We were glad to read on School Library Journal that Brian Selznick was in the audience at the (former) Kodak Theater.
"Being on the red carpet, being in the room live as the telecast was underway, hearing the name Hugo called five times..., all of it was an experience I will never forget," Selznick told SLJ. "[I]t was really fun to introduce myself to famous people by saying I wrote the book that inspired Hugo and having them throw their arms around me, thank me for the story, and tell me they've seen the movie more than once... and some of them had even read the book and loved it too!"
In addition, the award for best animated short film went to William Joyce and Brandon Oldenburg's The Fantastic Flying Books of Mr. Morris Lessmore. Here's a link to the 15 minute YouTube video. It's also cool that the film was created by a Moonbot, a Shreveport, Louisiana, studio. Good to see animation developed in the U.S. and from a studio in the south. It is also available as an Apple app.
The animated film is "a poignant, potent ode to books," according to the Kirkus Review, which seems ironic to incapsulize in an iPhone app.
William Joyce is another imaginative children's picture book author as well as an Emmy-winning television creator of Rolie-Polie Olie and George Shrinks. Disney's 2007 animated film Meet the Robinsons is based on Joyce's book A Day with Wilbur Robinson.
On the other hand...
As YPulse points out today, last night's Academy Award program was not particularly welcoming to tweens or teens. It began with Billy Crystal putting on Justin Bieber for the "18 - 24 crowd" when, in reality, his core fan base is more 12 - 16 year olds, and primarily girls, too.
Oddly, only two songs were nominated for best song in an era when songs within films, and television shows, are important landmarks to creating a film's environment and atmosphere. But neither song was performed live. Why not? "Man or a Muppet" is such a catchy tune, in an odd way, that even Terri Gross, interviewer of NPR program "Fresh Air," admits she likes it.
Perhaps Justin Beiber could have performed "Man or a Muppet." That might have excited Martin Scorsese's daughter, who was sitting next to him during the awards ceremony and looking a bit bored for most of the night.
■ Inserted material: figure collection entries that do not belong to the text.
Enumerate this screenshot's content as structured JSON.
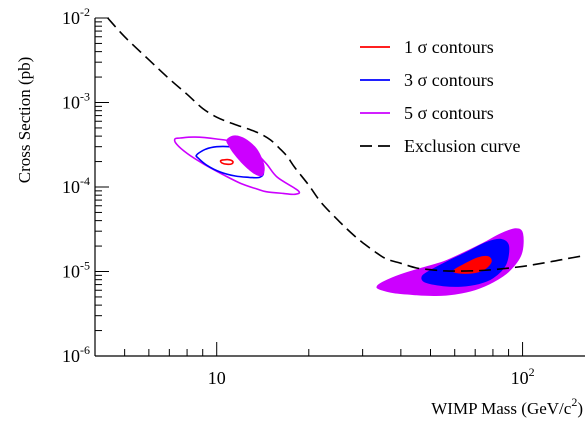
{
  "chart_data": {
    "type": "line",
    "xlabel": "WIMP Mass (GeV/c",
    "xlabel_sup": "2",
    "xlabel_close": ")",
    "ylabel": "Cross Section (pb)",
    "x_scale": "log",
    "y_scale": "log",
    "xlim": [
      4,
      160
    ],
    "ylim": [
      1e-06,
      0.01
    ],
    "grid": false,
    "legend_position": "top-right",
    "x_ticks": [
      {
        "value": 10,
        "base": "10",
        "exp": ""
      },
      {
        "value": 100,
        "base": "10",
        "exp": "2"
      }
    ],
    "y_ticks": [
      {
        "value": 1e-06,
        "base": "10",
        "exp": "-6"
      },
      {
        "value": 1e-05,
        "base": "10",
        "exp": "-5"
      },
      {
        "value": 0.0001,
        "base": "10",
        "exp": "-4"
      },
      {
        "value": 0.001,
        "base": "10",
        "exp": "-3"
      },
      {
        "value": 0.01,
        "base": "10",
        "exp": "-2"
      }
    ],
    "series": [
      {
        "name": "1 σ contours",
        "color": "#ff0000",
        "style": "contour"
      },
      {
        "name": "3 σ contours",
        "color": "#0000ff",
        "style": "contour"
      },
      {
        "name": "5 σ contours",
        "color": "#cc00ff",
        "style": "contour"
      },
      {
        "name": "Exclusion curve",
        "color": "#000000",
        "style": "dashed",
        "x": [
          4.4,
          5.0,
          6.0,
          7.0,
          8.0,
          9.0,
          10.0,
          11.0,
          12.0,
          13.0,
          14.0,
          15.0,
          16.0,
          17.0,
          18.0,
          20.0,
          22.0,
          25.0,
          28.0,
          30.0,
          33.0,
          36.0,
          40.0,
          45.0,
          50.0,
          55.0,
          60.0,
          70.0,
          80.0,
          100.0,
          120.0,
          140.0,
          160.0
        ],
        "y": [
          0.01,
          0.006,
          0.0032,
          0.0019,
          0.00125,
          0.00085,
          0.00067,
          0.00058,
          0.00052,
          0.00047,
          0.00042,
          0.00036,
          0.00029,
          0.00023,
          0.00017,
          0.000105,
          6.5e-05,
          4e-05,
          2.7e-05,
          2.2e-05,
          1.7e-05,
          1.4e-05,
          1.25e-05,
          1.1e-05,
          1.05e-05,
          1.02e-05,
          1.01e-05,
          1.02e-05,
          1.05e-05,
          1.15e-05,
          1.28e-05,
          1.42e-05,
          1.55e-05
        ]
      }
    ],
    "contours": {
      "low_mass": {
        "sigma5_outline": {
          "x": [
            7.3,
            7.6,
            8.5,
            10.0,
            11.5,
            13.0,
            14.5,
            15.8,
            18.5,
            18.0,
            16.5,
            14.5,
            13.5,
            12.0,
            10.5,
            9.0,
            8.0,
            7.4
          ],
          "y": [
            0.00037,
            0.00038,
            0.00039,
            0.00037,
            0.00034,
            0.00028,
            0.00019,
            0.00013,
            9e-05,
            8.2e-05,
            8.4e-05,
            8.8e-05,
            9.5e-05,
            0.00011,
            0.00014,
            0.00019,
            0.00025,
            0.00032
          ]
        },
        "sigma3_outline": {
          "x": [
            8.6,
            9.2,
            10.0,
            11.0,
            12.2,
            13.5,
            14.2,
            13.8,
            12.8,
            11.5,
            10.3,
            9.3,
            8.7
          ],
          "y": [
            0.00024,
            0.00028,
            0.0003,
            0.0003,
            0.00028,
            0.00022,
            0.00015,
            0.00013,
            0.00013,
            0.000135,
            0.00015,
            0.00018,
            0.00022
          ]
        },
        "sigma1_outline": {
          "x": [
            10.3,
            10.6,
            11.0,
            11.3,
            11.2,
            10.8,
            10.4
          ],
          "y": [
            0.000205,
            0.00021,
            0.00021,
            0.0002,
            0.000188,
            0.000186,
            0.000193
          ]
        },
        "sigma5_filled": {
          "x": [
            10.8,
            11.3,
            12.0,
            12.8,
            13.5,
            14.0,
            14.3,
            14.1,
            13.5,
            12.8,
            12.0,
            11.3,
            10.9
          ],
          "y": [
            0.00036,
            0.0004,
            0.00039,
            0.00034,
            0.00028,
            0.00022,
            0.00017,
            0.000138,
            0.00014,
            0.00016,
            0.0002,
            0.00026,
            0.00032
          ]
        }
      },
      "high_mass": {
        "sigma5_filled": {
          "x": [
            34.0,
            38.0,
            45.0,
            52.0,
            60.0,
            70.0,
            80.0,
            90.0,
            99.0,
            100.0,
            95.0,
            85.0,
            75.0,
            65.0,
            55.0,
            47.0,
            40.0,
            35.0,
            33.5
          ],
          "y": [
            6.2e-06,
            5.6e-06,
            5.3e-06,
            5.2e-06,
            5.4e-06,
            6.1e-06,
            7.5e-06,
            1e-05,
            1.6e-05,
            2.8e-05,
            3.2e-05,
            2.8e-05,
            2.2e-05,
            1.7e-05,
            1.3e-05,
            1.1e-05,
            9.2e-06,
            7.5e-06,
            6.7e-06
          ]
        },
        "sigma3_filled": {
          "x": [
            48.0,
            55.0,
            63.0,
            72.0,
            80.0,
            88.0,
            90.0,
            85.0,
            76.0,
            66.0,
            57.0,
            50.0,
            47.0
          ],
          "y": [
            7.5e-06,
            6.8e-06,
            6.7e-06,
            7.2e-06,
            8.4e-06,
            1.2e-05,
            2e-05,
            2.4e-05,
            2.2e-05,
            1.7e-05,
            1.32e-05,
            1.03e-05,
            8.8e-06
          ]
        },
        "sigma1_filled": {
          "x": [
            60.0,
            65.0,
            71.0,
            76.0,
            79.0,
            77.0,
            71.0,
            64.0,
            60.0
          ],
          "y": [
            9.8e-06,
            9.5e-06,
            9.8e-06,
            1.1e-05,
            1.32e-05,
            1.5e-05,
            1.44e-05,
            1.2e-05,
            1.05e-05
          ]
        }
      }
    }
  }
}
Or, Why not have Oscar the Grouch present an Oscar?
The final Harry Potter and the Deathly Hallows - Part 2 was nominated for three Academy Awards, but did not receive a statue in any of them. Huffington Post's high school blogger Marissa Piazolla understands Harry Potter fan's sadness when the final film failed to recieve an Oscar this time. In the categories that Harry Potter was running against Hugo, I actually thought Harry Potter had the better achievement.
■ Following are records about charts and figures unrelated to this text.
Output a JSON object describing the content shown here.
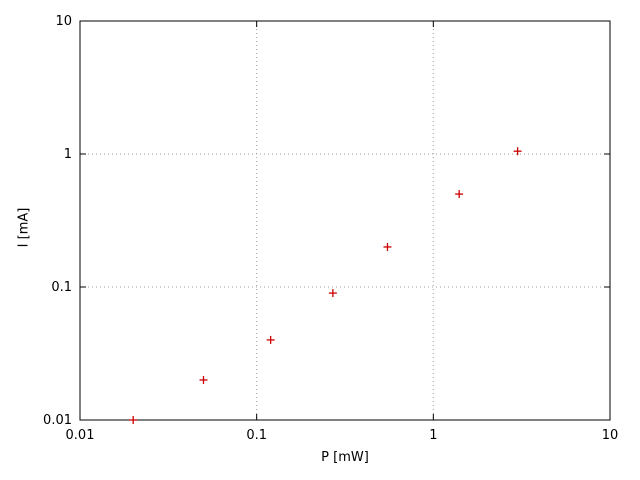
{
  "chart_data": {
    "type": "scatter",
    "title": "",
    "xlabel": "P [mW]",
    "ylabel": "I [mA]",
    "xscale": "log",
    "yscale": "log",
    "xlim": [
      0.01,
      10
    ],
    "ylim": [
      0.01,
      10
    ],
    "x_ticks": [
      "0.01",
      "0.1",
      "1",
      "10"
    ],
    "y_ticks": [
      "0.01",
      "0.1",
      "1",
      "10"
    ],
    "grid": true,
    "legend": "none",
    "marker": "plus",
    "marker_color": "#cc0000",
    "points": [
      {
        "x": 0.02,
        "y": 0.01
      },
      {
        "x": 0.05,
        "y": 0.02
      },
      {
        "x": 0.12,
        "y": 0.04
      },
      {
        "x": 0.27,
        "y": 0.09
      },
      {
        "x": 0.55,
        "y": 0.2
      },
      {
        "x": 1.4,
        "y": 0.5
      },
      {
        "x": 3.0,
        "y": 1.05
      }
    ]
  },
  "colors": {
    "background": "#ffffff",
    "axis": "#000000",
    "grid": "#a0a0a0",
    "tick_text": "#000000"
  }
}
On a final note, did you watch closely the preview for The Hunger Games? Didn't it look like the older sister Catnis is giving the Mockingjay pin to her younger sister Prim before the reaping? But in the book, Catnis receives the pin from the mayor's daughter when Catnis is about to go off to the reaping. Catnis isn't familiar with the importance of the Mockingjay pin at that point. Clearly there are changes afoot.
But we're still going to see the film when it opens.